Equality for Africans

Gabe & Yeneneh

Historical Background

In 1833, slavery is abolished in Great Britain giving Africans in Europe the citizenship they deserved. Key leaders of the movement for equal rights of Africans were William Wilberforce and John Holt. People in Great Britain valued the topic for multiple reasons. Some because they were morally against the idea of slavery. Equality of Africans in Great Britain very much impacted the industrial Revolution economy because African slaves made up the majority of the work force of these factories.

Impacts within Great Britain during the Industrial Revolution

Socially: As slavery is abolished it makes all men including African Americans equal to a certain point in Britain. They only were given rights and nothing more.


Economically: Before the abolishment of slavery, Africans were slaves and a large workforce used to help produce things quicker in order for the country to gain more money.
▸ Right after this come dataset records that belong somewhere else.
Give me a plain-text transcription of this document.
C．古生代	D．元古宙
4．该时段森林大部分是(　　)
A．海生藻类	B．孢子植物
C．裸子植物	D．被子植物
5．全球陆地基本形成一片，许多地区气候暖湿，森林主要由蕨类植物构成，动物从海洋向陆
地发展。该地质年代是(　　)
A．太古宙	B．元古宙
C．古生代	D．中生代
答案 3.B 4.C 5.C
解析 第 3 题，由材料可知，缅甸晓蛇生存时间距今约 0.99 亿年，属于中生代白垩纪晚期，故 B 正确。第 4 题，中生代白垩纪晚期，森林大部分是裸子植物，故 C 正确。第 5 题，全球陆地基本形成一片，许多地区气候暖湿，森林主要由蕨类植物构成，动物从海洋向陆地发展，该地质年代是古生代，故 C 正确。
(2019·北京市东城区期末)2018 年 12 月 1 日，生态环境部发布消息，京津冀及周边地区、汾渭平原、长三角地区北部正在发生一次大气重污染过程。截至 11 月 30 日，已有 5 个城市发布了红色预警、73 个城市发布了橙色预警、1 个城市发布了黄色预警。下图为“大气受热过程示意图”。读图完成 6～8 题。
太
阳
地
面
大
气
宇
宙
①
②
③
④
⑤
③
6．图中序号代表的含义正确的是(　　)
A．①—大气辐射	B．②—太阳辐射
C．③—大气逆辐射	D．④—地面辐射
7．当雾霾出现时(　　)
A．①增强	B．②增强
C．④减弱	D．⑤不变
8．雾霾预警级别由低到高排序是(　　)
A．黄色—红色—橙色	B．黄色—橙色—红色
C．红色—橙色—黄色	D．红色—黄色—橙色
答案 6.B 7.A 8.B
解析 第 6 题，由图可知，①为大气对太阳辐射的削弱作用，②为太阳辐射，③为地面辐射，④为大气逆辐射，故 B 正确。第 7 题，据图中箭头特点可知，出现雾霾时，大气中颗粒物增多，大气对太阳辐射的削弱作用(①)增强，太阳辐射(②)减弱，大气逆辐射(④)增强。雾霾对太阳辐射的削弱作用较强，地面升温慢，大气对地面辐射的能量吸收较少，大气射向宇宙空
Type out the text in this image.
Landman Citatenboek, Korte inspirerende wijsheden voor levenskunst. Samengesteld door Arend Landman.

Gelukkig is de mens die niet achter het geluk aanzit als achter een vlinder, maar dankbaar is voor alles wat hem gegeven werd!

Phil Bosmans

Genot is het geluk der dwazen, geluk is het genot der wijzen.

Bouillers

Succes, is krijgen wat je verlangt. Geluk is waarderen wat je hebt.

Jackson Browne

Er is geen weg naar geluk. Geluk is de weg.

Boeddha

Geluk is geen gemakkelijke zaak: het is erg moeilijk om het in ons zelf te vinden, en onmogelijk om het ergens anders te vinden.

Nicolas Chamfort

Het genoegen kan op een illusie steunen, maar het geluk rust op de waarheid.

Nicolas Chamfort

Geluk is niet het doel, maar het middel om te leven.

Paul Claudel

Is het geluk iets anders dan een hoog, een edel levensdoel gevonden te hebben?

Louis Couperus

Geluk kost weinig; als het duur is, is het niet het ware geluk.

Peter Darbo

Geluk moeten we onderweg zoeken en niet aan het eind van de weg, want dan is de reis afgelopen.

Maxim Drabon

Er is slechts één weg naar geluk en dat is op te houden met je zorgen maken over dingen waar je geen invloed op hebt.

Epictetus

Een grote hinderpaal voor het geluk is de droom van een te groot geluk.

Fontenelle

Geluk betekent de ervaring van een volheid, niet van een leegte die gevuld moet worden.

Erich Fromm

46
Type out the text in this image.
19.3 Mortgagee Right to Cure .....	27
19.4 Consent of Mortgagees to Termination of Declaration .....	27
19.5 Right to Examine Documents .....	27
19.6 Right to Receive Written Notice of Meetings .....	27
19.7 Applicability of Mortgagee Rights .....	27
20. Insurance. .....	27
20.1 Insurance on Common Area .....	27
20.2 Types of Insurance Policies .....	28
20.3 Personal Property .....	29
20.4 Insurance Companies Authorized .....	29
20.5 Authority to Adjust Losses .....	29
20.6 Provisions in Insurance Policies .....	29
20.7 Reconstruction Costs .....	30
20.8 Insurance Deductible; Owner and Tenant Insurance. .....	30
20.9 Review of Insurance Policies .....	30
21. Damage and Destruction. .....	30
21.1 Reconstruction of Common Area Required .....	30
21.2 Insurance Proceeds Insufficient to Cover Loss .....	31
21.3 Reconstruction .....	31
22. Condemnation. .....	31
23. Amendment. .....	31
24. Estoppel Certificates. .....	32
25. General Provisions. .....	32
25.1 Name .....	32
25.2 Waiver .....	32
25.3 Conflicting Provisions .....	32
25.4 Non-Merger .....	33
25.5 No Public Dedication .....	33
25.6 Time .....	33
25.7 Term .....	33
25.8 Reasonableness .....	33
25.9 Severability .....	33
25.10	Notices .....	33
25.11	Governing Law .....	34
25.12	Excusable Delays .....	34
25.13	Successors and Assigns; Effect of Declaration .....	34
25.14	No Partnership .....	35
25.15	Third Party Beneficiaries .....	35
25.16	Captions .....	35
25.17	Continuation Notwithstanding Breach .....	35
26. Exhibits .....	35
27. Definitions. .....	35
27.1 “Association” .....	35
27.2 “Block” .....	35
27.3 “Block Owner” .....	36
Politically: The want for a quality for africans also affected Great Britain politically. Petitions either for or against slavery were presented to parlament often and caused a stirred debate

Impacts on the World during the Industrial Revolution

Socially: The africans were still considered slaves even after slavery was abolished.


Economically: Most countries prospered as many countries were able to capture slaves and allowed the country itself to flourish in wealth.


Poltically: Over time, many countries allowed slaves to be set free and gain their unalienable rights. Great Britain freed their slaves earlier than the United States in 1860.